İnuitler çocuklara öfke kontrolünü nasıl öğretiyor?

2016 yılında ölen Briggs, gözlemlerini ilk kitabı olan ‘Never in Anger’da (Asla Öfkelenmemek) aktarmıştı. Ne var ki, ortada yanıtlanması gereken bir soru vardı: İnuit ebeveynleri çocuklarına bu yeteneği nasıl aşılıyorlardı? İnuitler, öfke eğilimli bebeklere nasıl davranır ve onları serinkanlı yetişkinlere dönüştürürdü? İnuit geleneklerinde küçük bir çocuğa bağırmak, onu aşağılamak anlamına geliyor. Sanki bir yetişkin öfke krizi geçiriyor gibi algılanıyor ve Briggs’in aktardığı kadarıyla, temel olarak çocuğun seviyesine inmekle aynı görülüyor.

Google Haberlere Abone ol

Michaeleen Doucleff ve Jane Greenhalgh

1960’lı yıllarda, Harvard Üniversitesi’nden bir lisansüstü öğrencisi, insan öfkesinin doğası hakkında büyük bir keşif yaptı.
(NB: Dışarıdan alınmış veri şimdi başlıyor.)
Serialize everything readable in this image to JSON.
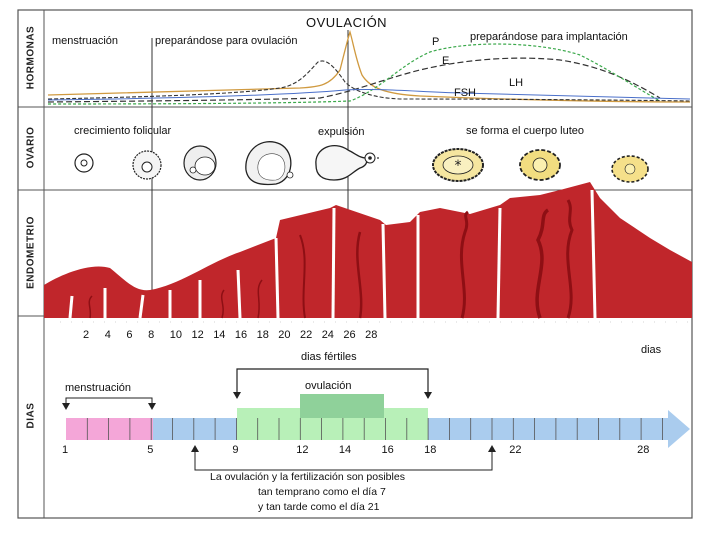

Jean Briggs, 34 yaşındayken Kuzey Kutup Dairesi’nin yukarısına geçti ve 17 ay boyunca tundrada yaşadı. Orada yol yoktu, ısıtma sistemi ya da market de yoktu. Kış vakti, ısı, eksi 4-5 santigrat derecenin altına hızla düşebiliyordu.
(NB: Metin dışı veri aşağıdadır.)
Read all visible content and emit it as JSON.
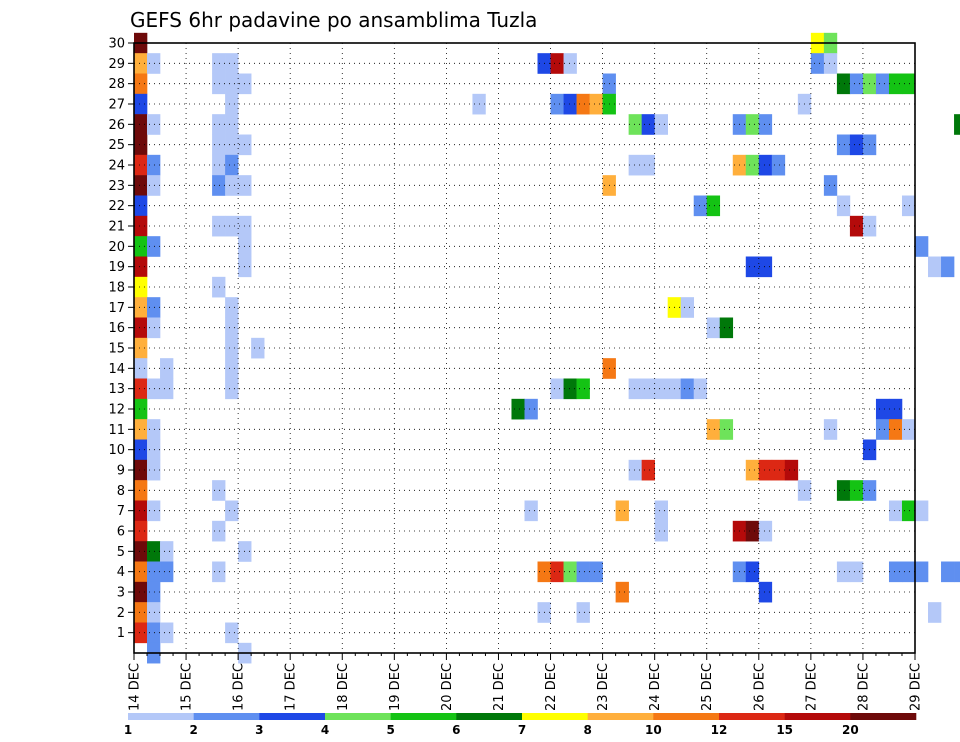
{
  "chart_data": {
    "type": "heatmap",
    "title": "GEFS 6hr padavine po ansamblima Tuzla",
    "x_range": [
      0,
      15
    ],
    "y_range": [
      0,
      30
    ],
    "x_ticks": [
      {
        "x": 0,
        "label": "14 DEC"
      },
      {
        "x": 1,
        "label": "15 DEC"
      },
      {
        "x": 2,
        "label": "16 DEC"
      },
      {
        "x": 3,
        "label": "17 DEC"
      },
      {
        "x": 4,
        "label": "18 DEC"
      },
      {
        "x": 5,
        "label": "19 DEC"
      },
      {
        "x": 6,
        "label": "20 DEC"
      },
      {
        "x": 7,
        "label": "21 DEC"
      },
      {
        "x": 8,
        "label": "22 DEC"
      },
      {
        "x": 9,
        "label": "23 DEC"
      },
      {
        "x": 10,
        "label": "24 DEC"
      },
      {
        "x": 11,
        "label": "25 DEC"
      },
      {
        "x": 12,
        "label": "26 DEC"
      },
      {
        "x": 13,
        "label": "27 DEC"
      },
      {
        "x": 14,
        "label": "28 DEC"
      },
      {
        "x": 15,
        "label": "29 DEC"
      }
    ],
    "y_ticks": [
      "1",
      "2",
      "3",
      "4",
      "5",
      "6",
      "7",
      "8",
      "9",
      "10",
      "11",
      "12",
      "13",
      "14",
      "15",
      "16",
      "17",
      "18",
      "19",
      "20",
      "21",
      "22",
      "23",
      "24",
      "25",
      "26",
      "27",
      "28",
      "29",
      "30"
    ],
    "grid": true,
    "colorbar": {
      "colors": [
        "#b4c8f8",
        "#5f8ff0",
        "#1e48e6",
        "#6ee35a",
        "#14c314",
        "#00780a",
        "#ffff00",
        "#ffaf3c",
        "#f57814",
        "#dc2814",
        "#b40a0a",
        "#6e0a0a"
      ],
      "labels": [
        "1",
        "2",
        "3",
        "4",
        "5",
        "6",
        "7",
        "8",
        "10",
        "12",
        "15",
        "20"
      ]
    },
    "cells": [
      [
        0,
        30,
        11
      ],
      [
        0,
        29,
        7
      ],
      [
        0,
        28,
        8
      ],
      [
        0,
        27,
        2
      ],
      [
        0,
        26,
        11
      ],
      [
        0,
        25,
        11
      ],
      [
        0,
        24,
        9
      ],
      [
        0,
        23,
        11
      ],
      [
        0,
        22,
        2
      ],
      [
        0,
        21,
        10
      ],
      [
        0,
        20,
        4
      ],
      [
        0,
        19,
        10
      ],
      [
        0,
        18,
        6
      ],
      [
        0,
        17,
        7
      ],
      [
        0,
        16,
        10
      ],
      [
        0,
        15,
        7
      ],
      [
        0,
        14,
        0
      ],
      [
        0,
        13,
        9
      ],
      [
        0,
        12,
        4
      ],
      [
        0,
        11,
        7
      ],
      [
        0,
        10,
        2
      ],
      [
        0,
        9,
        11
      ],
      [
        0,
        8,
        8
      ],
      [
        0,
        7,
        10
      ],
      [
        0,
        6,
        9
      ],
      [
        0,
        5,
        11
      ],
      [
        0,
        4,
        8
      ],
      [
        0,
        3,
        11
      ],
      [
        0,
        2,
        8
      ],
      [
        0,
        1,
        9
      ],
      [
        1,
        29,
        0
      ],
      [
        1,
        26,
        0
      ],
      [
        1,
        24,
        1
      ],
      [
        1,
        23,
        0
      ],
      [
        1,
        20,
        1
      ],
      [
        1,
        17,
        1
      ],
      [
        1,
        16,
        0
      ],
      [
        1,
        13,
        0
      ],
      [
        1,
        11,
        0
      ],
      [
        1,
        10,
        0
      ],
      [
        1,
        9,
        0
      ],
      [
        1,
        7,
        0
      ],
      [
        1,
        5,
        5
      ],
      [
        1,
        4,
        1
      ],
      [
        1,
        3,
        1
      ],
      [
        1,
        2,
        0
      ],
      [
        1,
        1,
        1
      ],
      [
        1,
        0,
        1
      ],
      [
        2,
        14,
        0
      ],
      [
        2,
        13,
        0
      ],
      [
        2,
        5,
        0
      ],
      [
        2,
        4,
        1
      ],
      [
        2,
        1,
        0
      ],
      [
        6,
        29,
        0
      ],
      [
        6,
        28,
        0
      ],
      [
        6,
        26,
        0
      ],
      [
        6,
        25,
        0
      ],
      [
        6,
        24,
        0
      ],
      [
        6,
        23,
        1
      ],
      [
        6,
        21,
        0
      ],
      [
        6,
        18,
        0
      ],
      [
        6,
        8,
        0
      ],
      [
        6,
        6,
        0
      ],
      [
        6,
        4,
        0
      ],
      [
        7,
        29,
        0
      ],
      [
        7,
        28,
        0
      ],
      [
        7,
        27,
        0
      ],
      [
        7,
        26,
        0
      ],
      [
        7,
        25,
        0
      ],
      [
        7,
        24,
        1
      ],
      [
        7,
        23,
        0
      ],
      [
        7,
        21,
        0
      ],
      [
        7,
        17,
        0
      ],
      [
        7,
        16,
        0
      ],
      [
        7,
        15,
        0
      ],
      [
        7,
        14,
        0
      ],
      [
        7,
        13,
        0
      ],
      [
        7,
        7,
        0
      ],
      [
        7,
        1,
        0
      ],
      [
        8,
        28,
        0
      ],
      [
        8,
        25,
        0
      ],
      [
        8,
        23,
        0
      ],
      [
        8,
        21,
        0
      ],
      [
        8,
        20,
        0
      ],
      [
        8,
        19,
        0
      ],
      [
        8,
        5,
        0
      ],
      [
        8,
        0,
        0
      ],
      [
        9,
        15,
        0
      ],
      [
        26,
        27,
        0
      ],
      [
        29,
        12,
        5
      ],
      [
        30,
        12,
        1
      ],
      [
        30,
        7,
        0
      ],
      [
        31,
        29,
        2
      ],
      [
        31,
        4,
        8
      ],
      [
        31,
        2,
        0
      ],
      [
        32,
        29,
        10
      ],
      [
        32,
        27,
        1
      ],
      [
        32,
        13,
        0
      ],
      [
        32,
        4,
        9
      ],
      [
        33,
        29,
        0
      ],
      [
        33,
        27,
        2
      ],
      [
        33,
        13,
        5
      ],
      [
        33,
        4,
        3
      ],
      [
        34,
        27,
        8
      ],
      [
        34,
        13,
        4
      ],
      [
        34,
        4,
        1
      ],
      [
        34,
        2,
        0
      ],
      [
        35,
        27,
        7
      ],
      [
        35,
        4,
        1
      ],
      [
        36,
        28,
        1
      ],
      [
        36,
        27,
        4
      ],
      [
        36,
        23,
        7
      ],
      [
        36,
        14,
        8
      ],
      [
        37,
        7,
        7
      ],
      [
        37,
        3,
        8
      ],
      [
        38,
        26,
        3
      ],
      [
        38,
        24,
        0
      ],
      [
        38,
        13,
        0
      ],
      [
        38,
        9,
        0
      ],
      [
        39,
        26,
        2
      ],
      [
        39,
        24,
        0
      ],
      [
        39,
        13,
        0
      ],
      [
        39,
        9,
        9
      ],
      [
        40,
        26,
        0
      ],
      [
        40,
        13,
        0
      ],
      [
        40,
        7,
        0
      ],
      [
        40,
        6,
        0
      ],
      [
        41,
        17,
        6
      ],
      [
        41,
        13,
        0
      ],
      [
        42,
        17,
        0
      ],
      [
        42,
        13,
        1
      ],
      [
        43,
        22,
        1
      ],
      [
        43,
        13,
        0
      ],
      [
        44,
        22,
        4
      ],
      [
        44,
        16,
        0
      ],
      [
        44,
        11,
        7
      ],
      [
        45,
        16,
        5
      ],
      [
        45,
        11,
        3
      ],
      [
        46,
        26,
        1
      ],
      [
        46,
        24,
        7
      ],
      [
        46,
        6,
        10
      ],
      [
        46,
        4,
        1
      ],
      [
        47,
        26,
        3
      ],
      [
        47,
        24,
        3
      ],
      [
        47,
        19,
        2
      ],
      [
        47,
        9,
        7
      ],
      [
        47,
        6,
        11
      ],
      [
        47,
        4,
        2
      ],
      [
        48,
        26,
        1
      ],
      [
        48,
        24,
        2
      ],
      [
        48,
        19,
        2
      ],
      [
        48,
        9,
        9
      ],
      [
        48,
        6,
        0
      ],
      [
        48,
        3,
        2
      ],
      [
        49,
        24,
        1
      ],
      [
        49,
        9,
        9
      ],
      [
        50,
        9,
        10
      ],
      [
        51,
        27,
        0
      ],
      [
        51,
        8,
        0
      ],
      [
        52,
        30,
        6
      ],
      [
        52,
        29,
        1
      ],
      [
        53,
        30,
        3
      ],
      [
        53,
        29,
        0
      ],
      [
        53,
        23,
        1
      ],
      [
        53,
        11,
        0
      ],
      [
        54,
        28,
        5
      ],
      [
        54,
        25,
        1
      ],
      [
        54,
        22,
        0
      ],
      [
        54,
        8,
        5
      ],
      [
        54,
        4,
        0
      ],
      [
        55,
        28,
        1
      ],
      [
        55,
        25,
        2
      ],
      [
        55,
        21,
        10
      ],
      [
        55,
        8,
        4
      ],
      [
        55,
        4,
        0
      ],
      [
        56,
        28,
        3
      ],
      [
        56,
        25,
        1
      ],
      [
        56,
        21,
        0
      ],
      [
        56,
        10,
        2
      ],
      [
        56,
        8,
        1
      ],
      [
        57,
        28,
        1
      ],
      [
        57,
        12,
        2
      ],
      [
        57,
        11,
        1
      ],
      [
        58,
        28,
        4
      ],
      [
        58,
        12,
        2
      ],
      [
        58,
        11,
        8
      ],
      [
        58,
        7,
        0
      ],
      [
        58,
        4,
        1
      ],
      [
        59,
        28,
        4
      ],
      [
        59,
        22,
        0
      ],
      [
        59,
        11,
        0
      ],
      [
        59,
        7,
        4
      ],
      [
        59,
        4,
        1
      ],
      [
        60,
        20,
        1
      ],
      [
        60,
        7,
        0
      ],
      [
        60,
        4,
        1
      ],
      [
        61,
        19,
        0
      ],
      [
        61,
        2,
        0
      ],
      [
        62,
        19,
        1
      ],
      [
        62,
        4,
        1
      ],
      [
        63,
        26,
        5
      ],
      [
        63,
        4,
        1
      ],
      [
        64,
        2,
        1
      ],
      [
        65,
        2,
        1
      ],
      [
        66,
        11,
        1
      ],
      [
        66,
        5,
        0
      ],
      [
        66,
        2,
        4
      ],
      [
        67,
        27,
        7
      ],
      [
        67,
        11,
        2
      ],
      [
        67,
        10,
        0
      ],
      [
        67,
        5,
        2
      ],
      [
        67,
        2,
        0
      ]
    ]
  }
}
1970 yılında yazdığı üzere antropolog Briggs, bir İnuit ailesini “kendisini evlat edinmeye” ve “hayatta tutmaya çalışmaya” ikna etti.
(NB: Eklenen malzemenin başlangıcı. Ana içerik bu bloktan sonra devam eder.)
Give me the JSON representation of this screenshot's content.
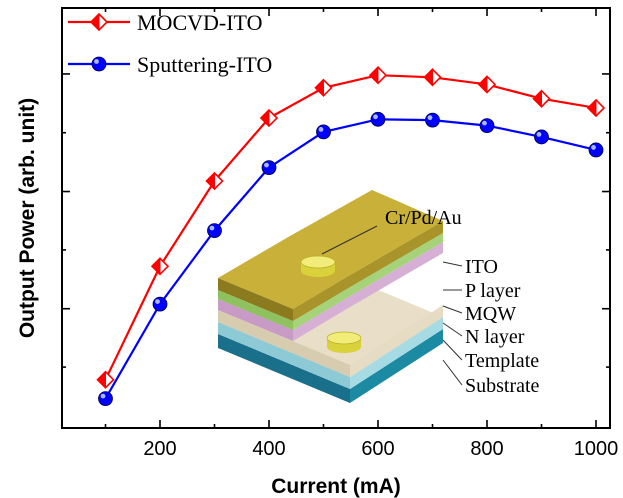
{
  "chart_data": {
    "type": "line",
    "title": "",
    "xlabel": "Current (mA)",
    "ylabel": "Output Power (arb. unit)",
    "x": [
      100,
      200,
      300,
      400,
      500,
      600,
      700,
      800,
      900,
      1000
    ],
    "xlim": [
      0,
      1060
    ],
    "xticks": [
      200,
      400,
      600,
      800,
      1000
    ],
    "ylim": [
      0,
      1.0
    ],
    "y_tick_labels_shown": false,
    "grid": false,
    "legend": "top-left",
    "series": [
      {
        "name": "MOCVD-ITO",
        "color": "#ff0000",
        "marker": "half-filled-diamond",
        "values": [
          0.115,
          0.385,
          0.588,
          0.738,
          0.81,
          0.84,
          0.835,
          0.818,
          0.784,
          0.762
        ]
      },
      {
        "name": "Sputtering-ITO",
        "color": "#0000ff",
        "marker": "filled-circle",
        "values": [
          0.07,
          0.295,
          0.47,
          0.62,
          0.705,
          0.735,
          0.733,
          0.72,
          0.693,
          0.662
        ]
      }
    ]
  },
  "inset": {
    "labels": [
      "Cr/Pd/Au",
      "ITO",
      "P layer",
      "MQW",
      "N layer",
      "Template",
      "Substrate"
    ]
  }
}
O dönem, birçok İnuit ailesinin yaşamı atalarının binlerce yıl boyunca yaşadığı biçimde sürüyordu. Kışın igloolar (buz küplerinden yapılan kulübeler), yaz aylarında çadır kurdular. Diğer genç kızlarınkine benzer bir yaşam tarzına sahip bir film yapımcısı ve dil öğretmeni olan Myna Ishulutak “Yalnızca balık, fok ve karibu* eti gibi hayvanlardan elde edilen yiyeceklerle beslendik,” diyor.

Briggs, kısa süre sonra bu ailelerde dikkat çekici bir şeyler yaşandığını fark etti: Yetişkinler, öfke kontrolü konusunda alışılmadık bir yeteneğe sahipti.

Briggs, Kanada Broadcasting Corp.’a verdiği röportajda, “Kimi zaman bana karşı aşırı derecede öfkelenmelerine rağmen, kızgın bir şekilde davranmadılar.”

Briggs, küçük bir hayâl kırıklığı ya da alınganlık emaresi göstermenin dahi zayıflık ve çocuksuluk olarak değerlendirildiğini gözlemledi.

Örneğin, bir keresinde, biri bir fincan sıcak çayı buzlu igloo zeminine zarar verecek biçimde yere dökmüştü. Kimse istifini bozmadı. Kabahatli kişi “çok kötü” diye söylenerek sakince yeniden çay doldurmaya gitti.

Başka bir olayda, örmesi günler süren bir balık ağı ilk kullanımdan hemen sonra kopmuştu. Hiç kimse öfkeye kapılmadı. Birisi, “birlikte ördük,” dedi sakince.

Buna karşın, Briggs öfkesini denetleyebilmek için ne kadar çok çaba sarf etse de yabani bir çocuk gibiydi. CBC’ye “Davranışlarım çok daha kaba, anlayışsız ve gayet iticiydi,” diyor. “Genellikle antisosyal bir biçimde, içgüdüsel davranıyordum. Küsüyor, ani çıkışlar yapıyor veya asla yapmadıkları bir şeyler yapıyordum.”

2016 yılında ölen Briggs, gözlemlerini ilk kitabı olan ‘Never in Anger’ (Asla Öfkelenmemek) adlı kitabında aktarmıştı. Ne var ki ortada yanıtlanması gereken bir soru vardı: İnuit ebeveynleri çocuklarına bu yeteneği nasıl aşılıyorlardı? İnuitler, öfke eğilimli bebeklere nasıl davranır ve onları serinkanlı yetişkinlere dönüştürürdü?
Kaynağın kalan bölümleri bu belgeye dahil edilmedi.